Slower pre-translations caused by one slow MT engine
Incident Report for Phrase (formerly Memsource)
Postmortem

Introduction

We would like to share more details about the events that occurred with Memsource between 12:10 and 3:10 PM CEST on 29th May, 2020 which led to the significant slow down of pre-translations (most of them stuck for some time) and then errors returned by pre-translation with Globalese 3 MT engine and what Memsource engineers are doing to prevent these sorts of issues from happening again.

Timeline

12:10 PM CEST - We received alerts about a higher number of unprocessed asynchronous operations and began investigating the cause.

12:37 PM CEST - The cause is identified - many calls to a slow Globalese 3 MT server. We began implementing measures to unblock other waiting operations.

12:55 PM CEST - We received first user complaints about some slower operations.

1:17 PM CEST - We temporarily disabled the Globalese 3 engine type in our MT connector, unblocking all waiting operations. They processed very quickly but translation with Globalese 3 started to return errors.

1:31 PM CEST - We partially enabled Globalese 3; cca 50% translations were successful and 50% returned errors.

3:10 PM CEST - After reconfiguration of the MT connector service, Globalese 3 is enabled.

Root cause

Many pre-translations with the Globalese 3 MT engine were blocking the capacity of the MT integration service.

Actions to Prevent Recurrence

As a reaction to the problems:

  • MT connector will reserve capacity for other clients, so slow translations from one client does not significantly slow down translations for other clients.
  • The number of outgoing connections from the MT service will be monitored for each MT engine.
  • The total capacity of the MT service will be increased.
  • Slow MT engines will be automatically turned off if they start to misbehave.

Conclusion

Finally, we want to apologize.
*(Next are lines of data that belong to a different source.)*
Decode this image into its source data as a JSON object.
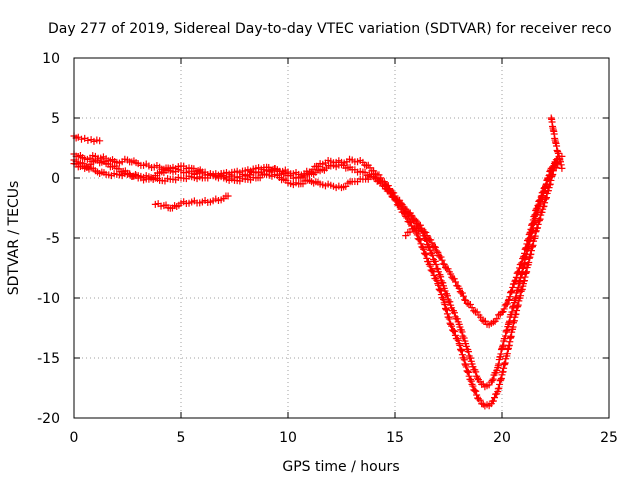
{
  "chart_data": {
    "type": "scatter",
    "title": "Day 277 of 2019, Sidereal Day-to-day VTEC variation (SDTVAR) for receiver reco",
    "xlabel": "GPS time / hours",
    "ylabel": "SDTVAR / TECUs",
    "xlim": [
      0,
      25
    ],
    "ylim": [
      -20,
      10
    ],
    "xticks": [
      0,
      5,
      10,
      15,
      20,
      25
    ],
    "yticks": [
      -20,
      -15,
      -10,
      -5,
      0,
      5,
      10
    ],
    "grid": true,
    "marker": "+",
    "color": "#ff0000",
    "series": [
      {
        "name": "track-1",
        "points": [
          [
            0.0,
            3.5
          ],
          [
            0.2,
            3.4
          ],
          [
            0.5,
            3.3
          ],
          [
            0.8,
            3.2
          ],
          [
            1.2,
            3.1
          ]
        ]
      },
      {
        "name": "track-2",
        "points": [
          [
            0.0,
            2.0
          ],
          [
            0.5,
            1.6
          ],
          [
            1.0,
            1.8
          ],
          [
            1.5,
            1.6
          ],
          [
            2.0,
            1.3
          ],
          [
            2.5,
            1.5
          ],
          [
            3.0,
            1.2
          ],
          [
            3.5,
            1.0
          ],
          [
            4.0,
            0.9
          ],
          [
            4.5,
            0.6
          ],
          [
            5.0,
            0.6
          ],
          [
            5.5,
            0.4
          ],
          [
            6.0,
            0.4
          ],
          [
            6.5,
            0.2
          ],
          [
            7.0,
            0.2
          ],
          [
            7.5,
            0.1
          ],
          [
            8.0,
            0.2
          ],
          [
            8.5,
            0.5
          ],
          [
            9.0,
            0.6
          ],
          [
            9.5,
            0.7
          ],
          [
            10.0,
            0.5
          ],
          [
            10.5,
            0.3
          ],
          [
            11.0,
            0.5
          ],
          [
            11.5,
            1.2
          ],
          [
            12.0,
            1.4
          ],
          [
            12.5,
            1.3
          ],
          [
            13.0,
            1.5
          ],
          [
            13.5,
            1.3
          ],
          [
            14.0,
            0.6
          ],
          [
            14.5,
            -0.3
          ],
          [
            15.0,
            -1.5
          ],
          [
            15.5,
            -2.6
          ],
          [
            16.0,
            -3.6
          ],
          [
            16.5,
            -4.8
          ],
          [
            17.0,
            -6.2
          ],
          [
            17.3,
            -7.2
          ],
          [
            17.6,
            -8.0
          ],
          [
            18.0,
            -9.2
          ],
          [
            18.3,
            -10.2
          ],
          [
            18.6,
            -10.8
          ],
          [
            19.0,
            -11.6
          ],
          [
            19.3,
            -12.2
          ],
          [
            19.6,
            -12.0
          ],
          [
            20.0,
            -11.2
          ],
          [
            20.3,
            -10.2
          ],
          [
            20.6,
            -8.6
          ],
          [
            21.0,
            -6.6
          ],
          [
            21.3,
            -4.6
          ],
          [
            21.6,
            -2.6
          ],
          [
            22.0,
            -0.8
          ],
          [
            22.3,
            0.6
          ],
          [
            22.6,
            1.6
          ],
          [
            22.8,
            1.8
          ]
        ]
      },
      {
        "name": "track-3",
        "points": [
          [
            0.0,
            1.5
          ],
          [
            0.5,
            1.0
          ],
          [
            1.0,
            0.6
          ],
          [
            1.5,
            0.3
          ],
          [
            2.0,
            0.3
          ],
          [
            2.5,
            0.3
          ],
          [
            3.0,
            0.2
          ],
          [
            3.5,
            0.1
          ],
          [
            4.0,
            -0.2
          ],
          [
            4.5,
            -0.1
          ],
          [
            5.0,
            0.0
          ],
          [
            5.5,
            0.1
          ],
          [
            6.0,
            0.0
          ],
          [
            6.5,
            0.2
          ],
          [
            7.0,
            0.0
          ],
          [
            7.5,
            -0.2
          ],
          [
            8.0,
            -0.1
          ],
          [
            8.5,
            0.0
          ],
          [
            9.0,
            0.3
          ],
          [
            9.5,
            0.2
          ],
          [
            10.0,
            -0.4
          ],
          [
            10.5,
            -0.5
          ],
          [
            11.0,
            -0.2
          ],
          [
            11.5,
            -0.5
          ],
          [
            12.0,
            -0.6
          ],
          [
            12.5,
            -0.8
          ],
          [
            13.0,
            -0.3
          ],
          [
            13.5,
            -0.1
          ],
          [
            14.0,
            0.1
          ],
          [
            14.5,
            -0.7
          ],
          [
            15.0,
            -1.7
          ],
          [
            15.5,
            -2.6
          ],
          [
            16.0,
            -3.8
          ],
          [
            16.3,
            -4.6
          ],
          [
            16.6,
            -5.8
          ],
          [
            17.0,
            -7.6
          ],
          [
            17.3,
            -9.2
          ],
          [
            17.6,
            -10.6
          ],
          [
            18.0,
            -12.2
          ],
          [
            18.3,
            -13.8
          ],
          [
            18.6,
            -15.5
          ],
          [
            18.9,
            -16.8
          ],
          [
            19.2,
            -17.4
          ],
          [
            19.5,
            -17.0
          ],
          [
            19.8,
            -15.8
          ],
          [
            20.0,
            -14.2
          ],
          [
            20.3,
            -12.2
          ],
          [
            20.6,
            -10.2
          ],
          [
            21.0,
            -7.4
          ],
          [
            21.3,
            -5.2
          ],
          [
            21.6,
            -3.0
          ],
          [
            22.0,
            -0.8
          ],
          [
            22.3,
            0.8
          ],
          [
            22.6,
            1.6
          ]
        ]
      },
      {
        "name": "track-4",
        "points": [
          [
            0.0,
            1.2
          ],
          [
            0.5,
            0.8
          ],
          [
            1.0,
            1.5
          ],
          [
            1.5,
            1.2
          ],
          [
            2.0,
            0.8
          ],
          [
            2.5,
            0.4
          ],
          [
            3.0,
            0.0
          ],
          [
            3.5,
            -0.1
          ],
          [
            4.0,
            0.4
          ],
          [
            4.5,
            0.8
          ],
          [
            5.0,
            1.0
          ],
          [
            5.5,
            0.8
          ],
          [
            6.0,
            0.5
          ],
          [
            6.5,
            0.3
          ],
          [
            7.0,
            0.4
          ],
          [
            7.5,
            0.5
          ],
          [
            8.0,
            0.6
          ],
          [
            8.5,
            0.8
          ],
          [
            9.0,
            0.9
          ],
          [
            9.5,
            0.6
          ],
          [
            10.0,
            0.2
          ],
          [
            10.5,
            0.0
          ],
          [
            11.0,
            0.3
          ],
          [
            11.5,
            0.6
          ],
          [
            12.0,
            1.0
          ],
          [
            12.5,
            1.1
          ],
          [
            13.0,
            0.7
          ],
          [
            13.5,
            0.5
          ],
          [
            14.0,
            0.1
          ],
          [
            14.5,
            -0.5
          ],
          [
            15.0,
            -1.8
          ],
          [
            15.5,
            -3.2
          ],
          [
            16.0,
            -4.6
          ],
          [
            16.3,
            -5.8
          ],
          [
            16.6,
            -7.2
          ],
          [
            17.0,
            -8.8
          ],
          [
            17.3,
            -10.4
          ],
          [
            17.6,
            -12.2
          ],
          [
            18.0,
            -13.8
          ],
          [
            18.3,
            -15.6
          ],
          [
            18.6,
            -17.2
          ],
          [
            18.9,
            -18.4
          ],
          [
            19.2,
            -19.0
          ],
          [
            19.5,
            -18.8
          ],
          [
            19.8,
            -17.8
          ],
          [
            20.0,
            -16.4
          ],
          [
            20.3,
            -14.2
          ],
          [
            20.6,
            -11.6
          ],
          [
            21.0,
            -8.8
          ],
          [
            21.3,
            -6.6
          ],
          [
            21.6,
            -4.4
          ],
          [
            21.9,
            -2.6
          ],
          [
            22.2,
            -0.8
          ],
          [
            22.4,
            0.6
          ],
          [
            22.6,
            1.2
          ]
        ]
      },
      {
        "name": "track-5",
        "points": [
          [
            3.8,
            -2.2
          ],
          [
            4.2,
            -2.3
          ],
          [
            4.6,
            -2.5
          ],
          [
            5.0,
            -2.1
          ],
          [
            5.5,
            -2.0
          ],
          [
            6.0,
            -2.0
          ],
          [
            6.5,
            -1.9
          ],
          [
            7.0,
            -1.7
          ],
          [
            7.2,
            -1.5
          ]
        ]
      },
      {
        "name": "track-6",
        "points": [
          [
            15.5,
            -4.8
          ],
          [
            15.7,
            -4.5
          ],
          [
            15.9,
            -4.2
          ],
          [
            16.1,
            -4.4
          ]
        ]
      },
      {
        "name": "track-7",
        "points": [
          [
            22.3,
            5.0
          ],
          [
            22.4,
            4.0
          ],
          [
            22.5,
            3.0
          ],
          [
            22.6,
            2.2
          ],
          [
            22.7,
            1.5
          ],
          [
            22.8,
            0.8
          ]
        ]
      }
    ]
  }
}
We know how critical our services are to your business. Memsource as a whole will do everything to learn from this incident and use it to drive improvements across our services. As with any significant operational issue, Memsource engineers will be working tirelessly over the next coming days and weeks on improving their understanding of the incident and determine how to make changes that improve our services and processes.

Posted Jun 02, 2020 - 16:18 CEST

Resolved
The issue has been identified and fixed. Right now, we continue to monitor the performance.
Posted May 29, 2020 - 13:17 CEST
Investigating
Our engineering team is investigating the degraded performance of Machine Translation and File Processing components.
Posted May 29, 2020 - 12:10 CEST
This incident affected: Memsource TMS (EU) (File Processing, Machine Translation).